ST. AUGUSTINE, Fla. -- A new carriage proposal has passed following a public hearing on the ordinance tonight.

The city-drafted law would control the number of horse-drawn carriages on the streets. 

The St. Augustine City Commission voted 3-2 to pass the bill into law around 7:30 p.m. today; commissioners Bill Leary and Nancy Sykes-Kline were the two dissenting votes.

The sticking point for the commissioners was whether or not to keep the blackout period in the ordinance. As written, carriages cannot operate from 4:30 to 6 p.m. because of traffic issues.

But some of the bed and breakfasts aren't unhappy with that decision, because they have guests who often charter carraiges to get to dinner and other events during that period of time.

The ordinance will require carriage companies to apply for permits or franchise agreements with the city. St. Augustine would only issue a total of 30 permits and limit each company to just 10 permits. 

Each permit would be good for five years.  One company proposed having permits that would last at least 15 years, but commissioners were concerned that having permits that long could create a monopoly.

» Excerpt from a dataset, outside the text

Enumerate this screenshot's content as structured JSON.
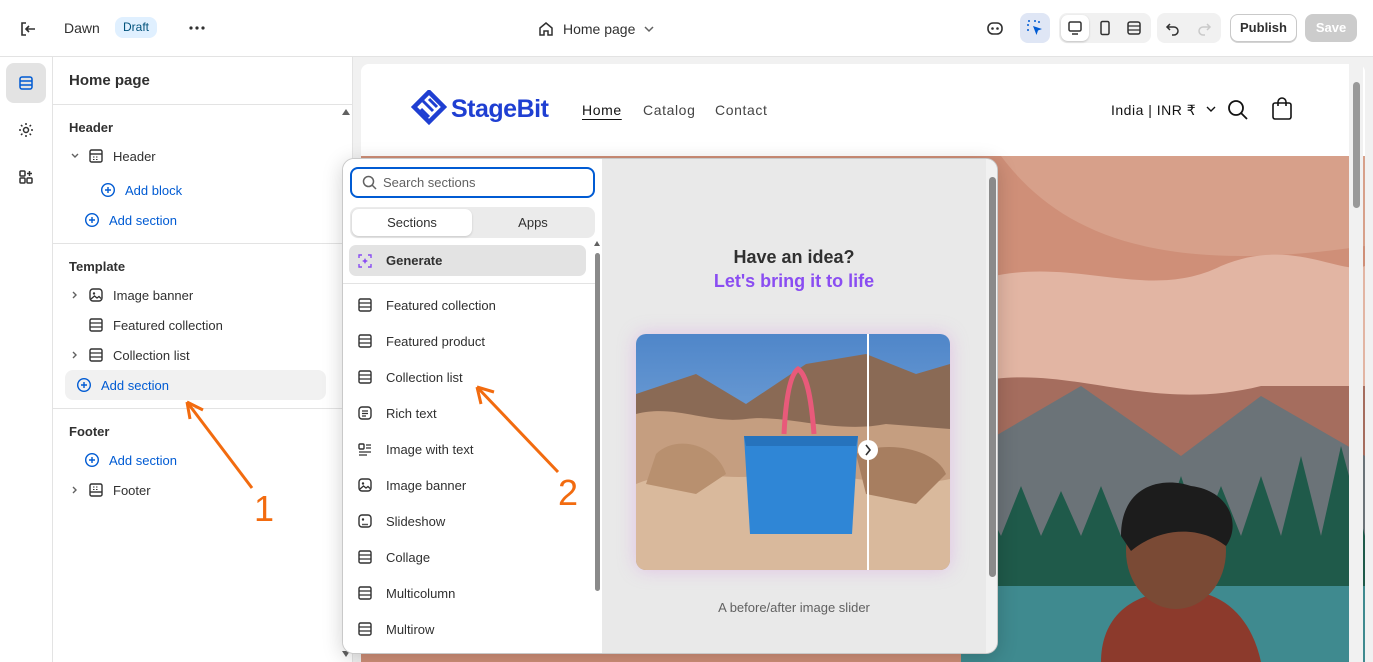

Permits for individual carriages will cost $1,000 per year. That fee could be higher though, depending on the operator's profits. The city could charge a permitting fee that is 2.5 percent of the carriage's gross profits, if that is more than $1,000.

The city will be able to audit each company's finances to make sure it is accurately reporting profits, and regulate the cost and routes of carriage rides, after a public hearing.   

Companies also proposed that the permits should have a monetary value so they can sell them as part of their businesses, but the city doesn't want the companies to have property rights over the permits. 

"The carriage industry as everyone knows it will still be the same, but I think what it does is level the playing field. It attempts to give us ways of addressing certain issues that maybe at some time in the past we could not have addressed because we did not have the support within the ordinances," said Commissioner Errol Jones.